Simulation of ground motion emissions from wind turbines in low mountain ranges: implications for amplitude decay prediction

The characterization and prediction of wind turbine (WT) emissions are important steps in reducing their impact on humans or sensitive technologies such as seismic stations or physics experiments. Here, WT ground motion emissions are studied along two measurement lines set up at two wind farms on the Eastern Swabian Alb, southwest Germany. The main purpose of the data analysis is to estimate amplitude decay rates from vertical component data and surface wave phase velocities excited by the permanent motion of the WT towers.

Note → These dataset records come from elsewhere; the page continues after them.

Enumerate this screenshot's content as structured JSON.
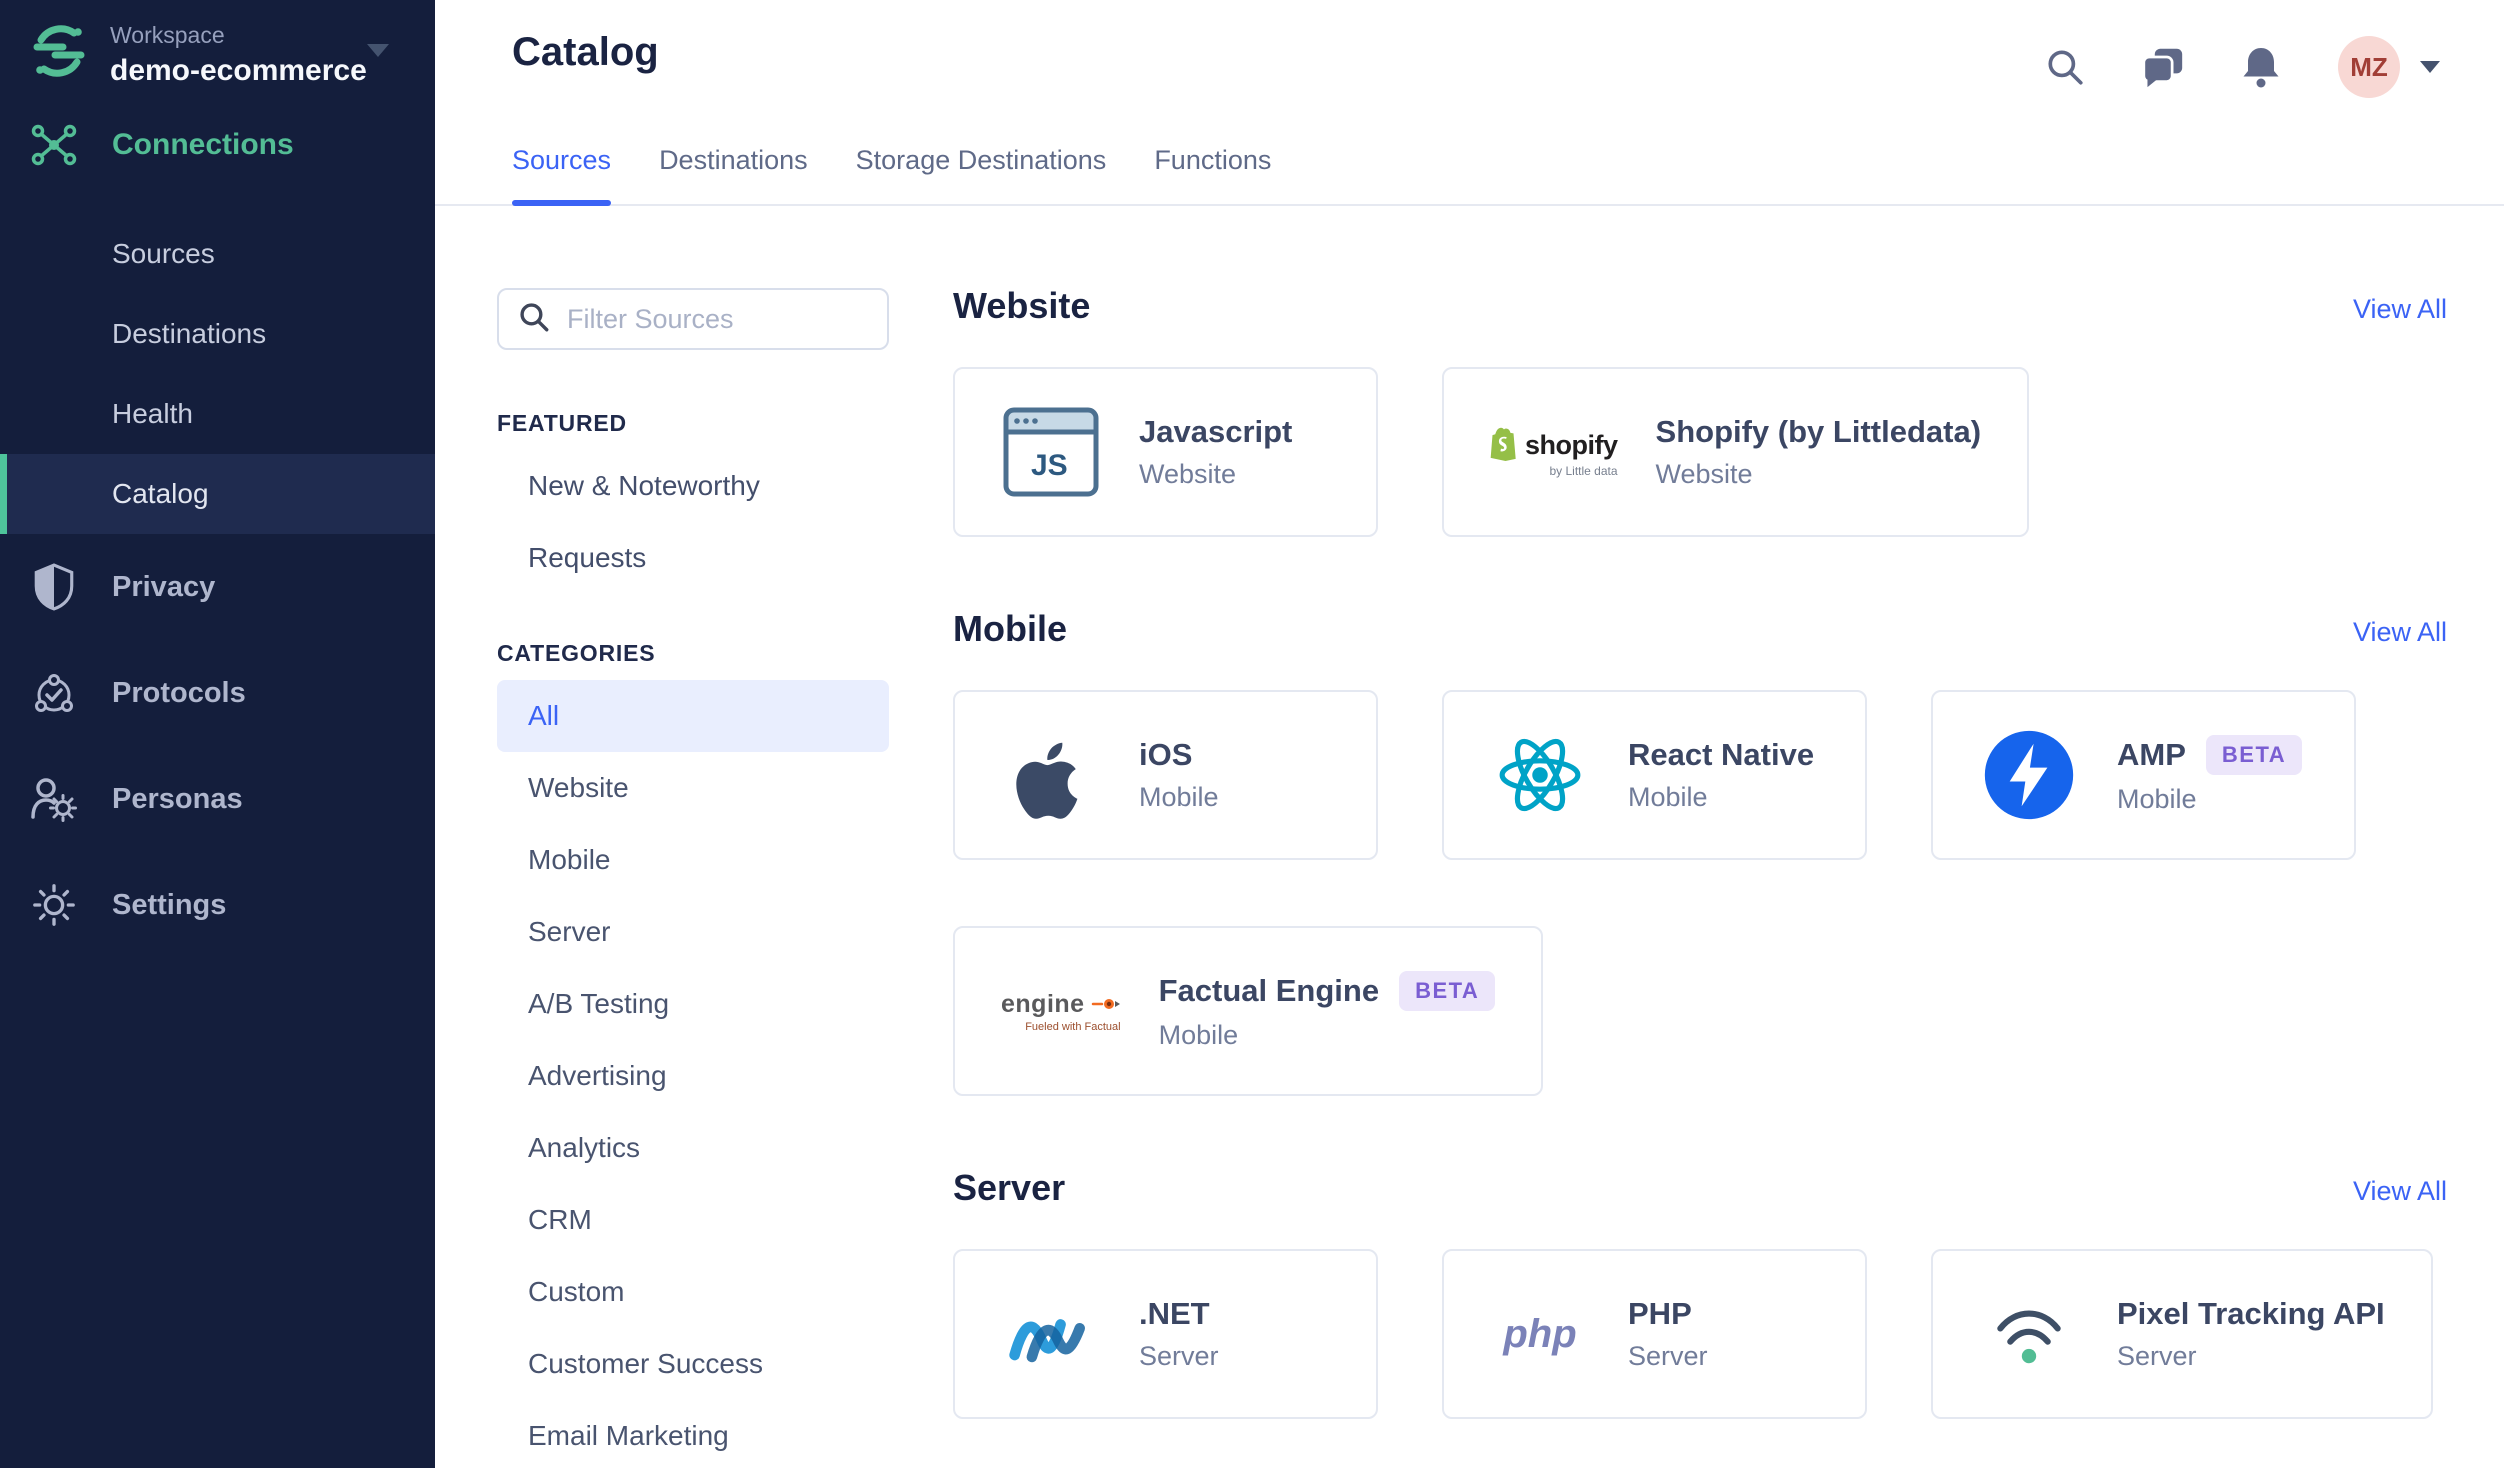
{
  "colors": {
    "brand_green": "#53BD95",
    "accent_blue": "#3B63F5",
    "sidebar_bg": "#141E3C",
    "beta_text": "#7A5ED2",
    "beta_bg": "#ECE6FA",
    "avatar_bg": "#F8D8D4",
    "avatar_text": "#A13E36",
    "react_cyan": "#00A3C7",
    "amp_blue": "#1664EC",
    "shopify_green": "#95BF47"
  },
  "sidebar": {
    "workspace": {
      "label": "Workspace",
      "name": "demo-ecommerce"
    },
    "primary_item": {
      "label": "Connections",
      "icon": "connections"
    },
    "connection_items": [
      {
        "label": "Sources",
        "active": false
      },
      {
        "label": "Destinations",
        "active": false
      },
      {
        "label": "Health",
        "active": false
      },
      {
        "label": "Catalog",
        "active": true
      }
    ],
    "other_items": [
      {
        "label": "Privacy",
        "icon": "shield"
      },
      {
        "label": "Protocols",
        "icon": "protocols"
      },
      {
        "label": "Personas",
        "icon": "personas"
      },
      {
        "label": "Settings",
        "icon": "gear"
      }
    ]
  },
  "header": {
    "title": "Catalog",
    "tabs": [
      {
        "label": "Sources",
        "active": true
      },
      {
        "label": "Destinations",
        "active": false
      },
      {
        "label": "Storage Destinations",
        "active": false
      },
      {
        "label": "Functions",
        "active": false
      }
    ],
    "avatar_initials": "MZ"
  },
  "rail": {
    "filter_placeholder": "Filter Sources",
    "featured_heading": "FEATURED",
    "featured_items": [
      {
        "label": "New & Noteworthy"
      },
      {
        "label": "Requests"
      }
    ],
    "categories_heading": "CATEGORIES",
    "categories": [
      {
        "label": "All",
        "active": true
      },
      {
        "label": "Website",
        "active": false
      },
      {
        "label": "Mobile",
        "active": false
      },
      {
        "label": "Server",
        "active": false
      },
      {
        "label": "A/B Testing",
        "active": false
      },
      {
        "label": "Advertising",
        "active": false
      },
      {
        "label": "Analytics",
        "active": false
      },
      {
        "label": "CRM",
        "active": false
      },
      {
        "label": "Custom",
        "active": false
      },
      {
        "label": "Customer Success",
        "active": false
      },
      {
        "label": "Email Marketing",
        "active": false
      }
    ]
  },
  "catalog_sections": [
    {
      "title": "Website",
      "view_all_label": "View All",
      "cards": [
        {
          "name": "Javascript",
          "category": "Website",
          "icon": "javascript-browser"
        },
        {
          "name": "Shopify (by Littledata)",
          "category": "Website",
          "icon": "shopify",
          "logo_caption": "by Little data"
        }
      ]
    },
    {
      "title": "Mobile",
      "view_all_label": "View All",
      "cards": [
        {
          "name": "iOS",
          "category": "Mobile",
          "icon": "apple"
        },
        {
          "name": "React Native",
          "category": "Mobile",
          "icon": "react"
        },
        {
          "name": "AMP",
          "category": "Mobile",
          "icon": "amp",
          "badge": "BETA"
        },
        {
          "name": "Factual Engine",
          "category": "Mobile",
          "icon": "factual-engine",
          "badge": "BETA",
          "logo_caption": "Fueled with Factual"
        }
      ]
    },
    {
      "title": "Server",
      "view_all_label": "View All",
      "cards": [
        {
          "name": ".NET",
          "category": "Server",
          "icon": "dotnet"
        },
        {
          "name": "PHP",
          "category": "Server",
          "icon": "php"
        },
        {
          "name": "Pixel Tracking API",
          "category": "Server",
          "icon": "pixel-tracking"
        }
      ]
    }
  ]
}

Phase velocities as well as geological information serve as input to build realistic subsurface models for numerical wave field simulations. Amplitude A decay rates are characterized by b-values through \(A\sim 1/r^b\) depending on distance r and are derived from peaks in power spectral density (PSD). We find an increase of \(b_\text {PSD}\) with frequency from 0.5 to 3.2 for field data. For low frequencies (1.2 Hz and 3.6 Hz), \(b_\text {PSD}\) ranges from 0.5 to 1.1, hence close to the geometrical spreading factor of surface waves (\(b_\text {PSD}=1\)). Anelastic damping and scattering seem not to be significant at these frequencies which also shows in numerical simulations for quality factors \(Q=50-200\). We also find that the emitted wavefields from several WTs interfere, especially in the near-field, and produce strong local ground motion amplitudes. The inclusion of a steep topography present in low mountain ranges adds more wave field distortions which can further increase the amplitudes. This needs to be considered when predicting WT induced ground motions.